Just wrapped the Databricks DS interview process for a senior data scientist role on the product analytics side. Here's the breakdown for people searching for recent data points -- most threads I found were 2-3 years old.
The loop was 4 rounds after the recruiter screen.
SQL / technical coding round (60 min). Two SQL problems, both on a shared editor. First was a medium-complexity aggregation: multiple joins, window functions, filtering on derived columns. I'd call it LeetCode medium SQL. Second was harder: a self-join plus LAG/LEAD to track sequential events in a user funnel. Took me most of the remaining time. They're not testing whether you know Databricks SQL syntax specifically (it's similar to Spark SQL), but they want to see you're fluent at analytical SQL.

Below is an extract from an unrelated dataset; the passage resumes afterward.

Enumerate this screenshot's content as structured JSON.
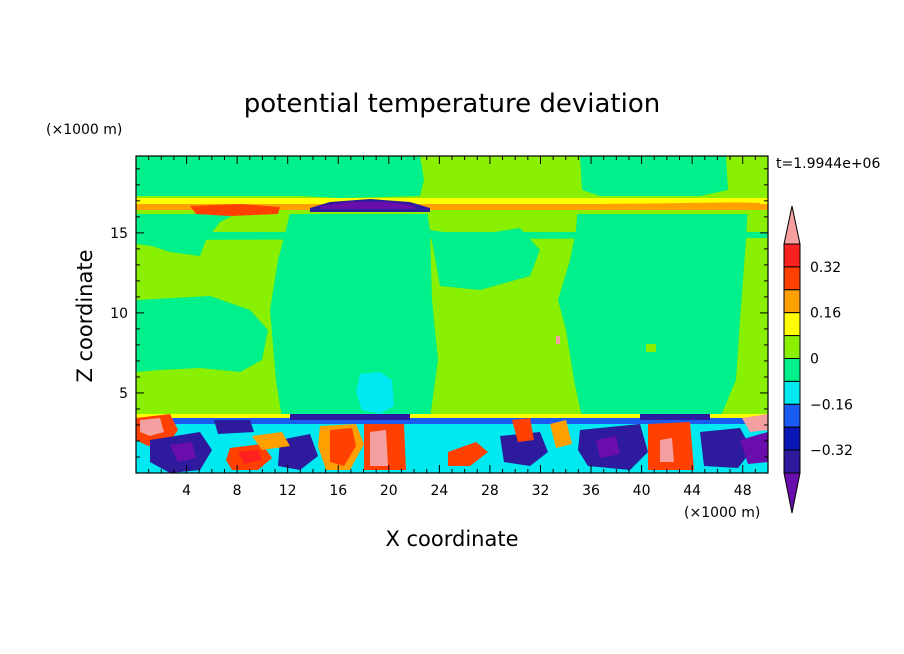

Also a quick Python section: one data manipulation question using pandas. Write a function to compute a rolling 7-day average grouped by user. Nothing tricky, just fluency.
Statistics and probability round (45 min). Heavier than I expected. A/B testing: what sample size do you need? They walked me through a scenario with low base rates and asked about power calculations. Also asked about p-value misinterpretation (classic) and a question about Bayesian vs frequentist approaches to a product metric. I work in frequentist land day to day so I fumbled the Bayesian question a bit but it didn't seem to tank me.
Case study / analytics thinking round (60 min). Given a scenario: "Databricks usage among a cohort of enterprise customers dropped 15% month-over-month. Walk me through how you'd investigate." Very standard DS case. I went: data quality check first, segment by customer size and product area, check for external factors (did we change pricing? A feature break?), identify leading vs lagging indicators. They pushed on each step.
Behavioral (45 min). Same format as the eng behavioral. Real person from the DS org, ownership and impact questions. I had one story about a time my analysis surfaced a finding that a major product team didn't want to hear. That went over well.
Comp target they shared during the process: roughly $200-240k total comp for senior DS in SF, heavy on RSUs. Felt competitive for the market in 2026.